El tratamiento del proyecto de ley de matrimonio gay, le insumió al Senado Nacional un total de casi 15 horas. Mucho tiempo claro. Pero fue un debate interesante, porque más allá de las argumentaciones políticas de porqué unos votarían a favor, y otros en contra, primaron las explicaciones desde lo personal, desde lo íntimo de los senadores.
Pero hubo un segundo, un minuto de esas 15 horas de debate, en que todos los miembros del Cuerpo, y los que seguían el debate, enmudecieron.
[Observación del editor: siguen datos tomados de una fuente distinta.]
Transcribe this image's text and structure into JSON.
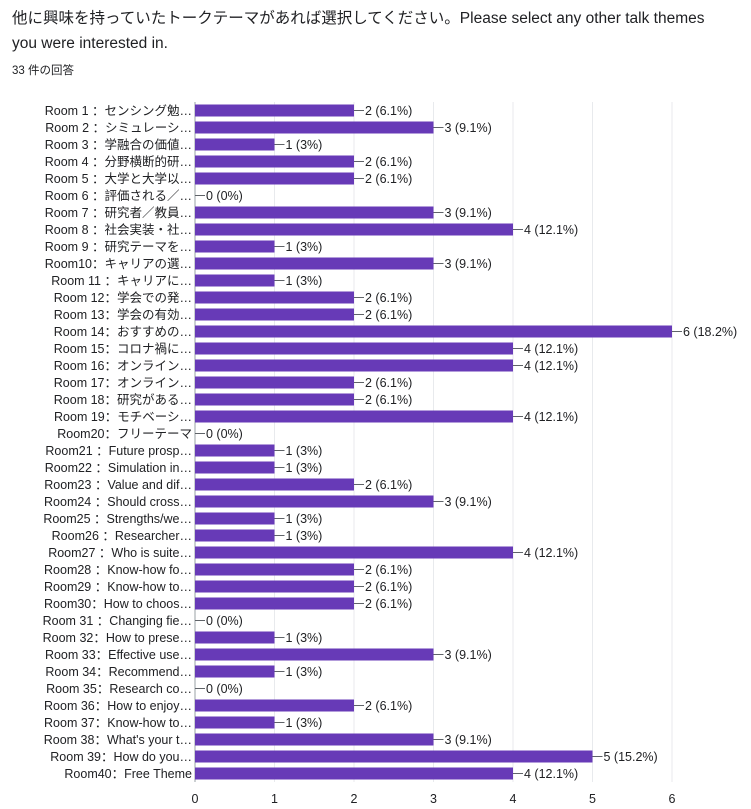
{
  "header": {
    "question": "他に興味を持っていたトークテーマがあれば選択してください。Please select any other talk themes you were interested in.",
    "response_count": "33 件の回答"
  },
  "colors": {
    "bar": "#673ab7",
    "grid": "#e8eaed",
    "text": "#202124"
  },
  "chart_data": {
    "type": "bar",
    "orientation": "horizontal",
    "grid": true,
    "xlim": [
      0,
      6
    ],
    "ticks": [
      "0",
      "1",
      "2",
      "3",
      "4",
      "5",
      "6"
    ],
    "categories": [
      "Room 1 ：センシング勉…",
      "Room 2 ：シミュレーシ…",
      "Room 3 ：学融合の価値…",
      "Room 4 ：分野横断的研…",
      "Room 5 ：大学と大学以…",
      "Room 6 ：評価される／…",
      "Room 7 ：研究者／教員…",
      "Room 8 ：社会実装・社…",
      "Room 9 ：研究テーマを…",
      "Room10：キャリアの選…",
      "Room 11 ：キャリアに…",
      "Room 12：学会での発…",
      "Room 13：学会の有効…",
      "Room 14：おすすめの…",
      "Room 15：コロナ禍に…",
      "Room 16：オンライン…",
      "Room 17：オンライン…",
      "Room 18：研究がある…",
      "Room 19：モチベーシ…",
      "Room20：フリーテーマ",
      "Room21 ：Future prosp…",
      "Room22 ：Simulation in…",
      "Room23 ：Value and dif…",
      "Room24 ：Should cross…",
      "Room25 ：Strengths/we…",
      "Room26 ：Researcher…",
      "Room27 ：Who is suite…",
      "Room28 ：Know-how fo…",
      "Room29 ：Know-how to…",
      "Room30：How to choos…",
      "Room 31 ：Changing fie…",
      "Room 32：How to prese…",
      "Room 33：Effective use…",
      "Room 34：Recommend…",
      "Room 35：Research co…",
      "Room 36：How to enjoy…",
      "Room 37：Know-how to…",
      "Room 38：What's your t…",
      "Room 39：How do you…",
      "Room40：Free Theme"
    ],
    "values": [
      2,
      3,
      1,
      2,
      2,
      0,
      3,
      4,
      1,
      3,
      1,
      2,
      2,
      6,
      4,
      4,
      2,
      2,
      4,
      0,
      1,
      1,
      2,
      3,
      1,
      1,
      4,
      2,
      2,
      2,
      0,
      1,
      3,
      1,
      0,
      2,
      1,
      3,
      5,
      4
    ],
    "data_labels": [
      "2 (6.1%)",
      "3 (9.1%)",
      "1 (3%)",
      "2 (6.1%)",
      "2 (6.1%)",
      "0 (0%)",
      "3 (9.1%)",
      "4 (12.1%)",
      "1 (3%)",
      "3 (9.1%)",
      "1 (3%)",
      "2 (6.1%)",
      "2 (6.1%)",
      "6 (18.2%)",
      "4 (12.1%)",
      "4 (12.1%)",
      "2 (6.1%)",
      "2 (6.1%)",
      "4 (12.1%)",
      "0 (0%)",
      "1 (3%)",
      "1 (3%)",
      "2 (6.1%)",
      "3 (9.1%)",
      "1 (3%)",
      "1 (3%)",
      "4 (12.1%)",
      "2 (6.1%)",
      "2 (6.1%)",
      "2 (6.1%)",
      "0 (0%)",
      "1 (3%)",
      "3 (9.1%)",
      "1 (3%)",
      "0 (0%)",
      "2 (6.1%)",
      "1 (3%)",
      "3 (9.1%)",
      "5 (15.2%)",
      "4 (12.1%)"
    ]
  }
}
El senador que hacia uso de la palabra era nada menos que el único varón representante de Catamarca, Oscar Castillo.
Anticipando que concluía su exposición, que es el momento para el cual cualquier orador guarda lo mejor, el “as en la manga” como se dice, Castillo sorprendió diciendo: “Para finalizar, les comentaré una anécdota, que es una especie de confesión. Yo también soy diferente”. Semejante revelación, hecha así crudamente, sin vaselina, cuando el tema de fondo sobre el que se discute es la homosexualidad, su derecho a tener derechos, es comprensible que conmueva. (Ese sería el capitulo de mayor rating de cualquier novela mexicana, como lo que terminó siendo, el segundo mas especial de la noche)
Fue un segundo en el que todos los senadores presentes lo miraron a Castillo directamente a la cara, se bajaron los lentes los que los usan para leer, mientras un “¡¿ahh…?!” bramo en el recinto, pasmados, desconcertados, por la aclaración que podía llegar a continuación.
“Soy diferente, sufrí también alguna discriminación, y me quedaron secuelas permanentes y algunas transitorias, porque nací zurdo”, aclaró para tranquilidad de todos los presentes, que por un momento creyeron ver en el senador Castillo un discriminado de otro tipo, del tipo al cual favorecía el proyecto de matrimonio gay sobre el que se debatía.
Cuando otro ¡¡¡aaaaaahh!!! se asentó en muchas de las mentes presentes, se lo escuchó a Castillo terminar la aclaración: “soy zurdo de nacimiento, y en primero superior me hicieron cambiar a la mano derecha, motivo por el cual fui tartamudo durante dos años y escribo muy mal; a pesar de que conozco las reglas ortográficas, sigo escribiendo con horrores ortográficos. Por lo tanto, si por ser diferente en algo tan pequeño me sucedieron estas cosas, imagínense cómo sufrirán aquellos que tienen otro tipo de diferencia”.